Enquanto isso, Montoni foi atormentado por perigos de outro tipo. Seu castelo estava sendo atacado por tropas que pareciam estar dispostas a tentar de tudo e aguentar dificuldades, pacientemente, na busca pela vitória. A rigidez da fortaleza, contudo, resistiu ao ataque deles e isto, juntamente com a defesa vigorosa da guarnição e da escassez de provisões nessas montanhas desertas, logo compeliu os assaltantes a suspenderem o ataque.
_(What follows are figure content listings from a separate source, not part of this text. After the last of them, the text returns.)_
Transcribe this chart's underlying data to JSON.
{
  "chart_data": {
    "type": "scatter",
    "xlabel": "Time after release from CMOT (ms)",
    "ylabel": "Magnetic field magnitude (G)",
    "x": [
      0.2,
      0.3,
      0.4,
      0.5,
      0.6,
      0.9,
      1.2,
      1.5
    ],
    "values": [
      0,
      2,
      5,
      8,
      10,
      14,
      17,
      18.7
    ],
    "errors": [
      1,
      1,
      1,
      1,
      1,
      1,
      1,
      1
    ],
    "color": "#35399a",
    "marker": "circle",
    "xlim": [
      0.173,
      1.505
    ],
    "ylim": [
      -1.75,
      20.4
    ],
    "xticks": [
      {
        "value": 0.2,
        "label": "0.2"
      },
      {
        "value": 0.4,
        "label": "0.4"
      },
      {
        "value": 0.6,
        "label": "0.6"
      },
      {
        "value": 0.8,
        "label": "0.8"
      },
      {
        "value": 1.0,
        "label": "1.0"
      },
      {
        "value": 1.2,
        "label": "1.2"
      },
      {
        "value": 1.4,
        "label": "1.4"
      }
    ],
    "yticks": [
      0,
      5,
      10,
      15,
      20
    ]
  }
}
Quando Udolpho foi deixado, mais uma vez, na posse quieta de Montoni, ele despachou Ugo para a Toscana para buscar Emily, a qual havia sido mandada para um lugar mais seguro do que um castelo que, no momento, estava ameaçado de ser tomado por seus inimigos, em consideração à proteção pessoal dela. Quando a tranquilidade foi restaurada em Udolpho, ele ficou impaciente para garantir que ela estivesse embaixo de seu teto novamente, e encarregou Ugo de ir assistir Bertrand em escoltá-la de volta ao castelo. Forçada a voltar dessa maneira, Emily se despediu da bondosa Maddelina lamentando e, após a estadia de uma quinzena na Toscana, onde ela havia experimentado um intervalo de calmaria, que foi absolutamente necessário para sustentar o seu espírito atormentado há muito tempo, começou a subir os Apeninos mais uma vez, de cujas colinas ela deu um olhar demorado e triste para a bela província que se estendia aos seus pés e para o Mediterrâneo distante, cujas ondas ela tantas vezes desejou que a levassem de volta para a França. A aflição que ela sentia em seu retorno ao lugar de seus sofrimentos anteriores foi, entretanto, suavizada pela suposição de que Valancourt estaria lá, e ela encontrou algum conforto na ideia de estar perto dele, não obstante a consideração de que ele provavelmente era um prisioneiro.
Era meio-dia quando ela saiu do chalé e a tarde havia acabado muito antes dela chegar perto das redondezas de Udolpho. A lua estava aparecendo, mas só brilhava em intervalos, pois a noite estava nublada e, iluminados pela tocha que Ugo carregava, os viajantes seguiram em frente silenciosamente; Emily refletindo sobre a sua situação e Bertrand e Ugo antecipando os confortos de uma garrafa de vinho e uma boa lareira, pois eles já haviam percebido, há algum tempo, a diferença entre o clima quente das planícies da Toscana e do ar cortante dessas regiões mais altas. Enfim, Emily foi despertada de seu devaneio pelo som distante do relógio do castelo, ao qual ela não escutou sem um pouco de temor, enquanto este passava pela brisa. Outra e outra nota se seguiram e desapareceram num murmúrio taciturno entre as montanhas. Para a sua imaginação lúgubre parecia um toque de finados anunciando algum período fatídico para ela.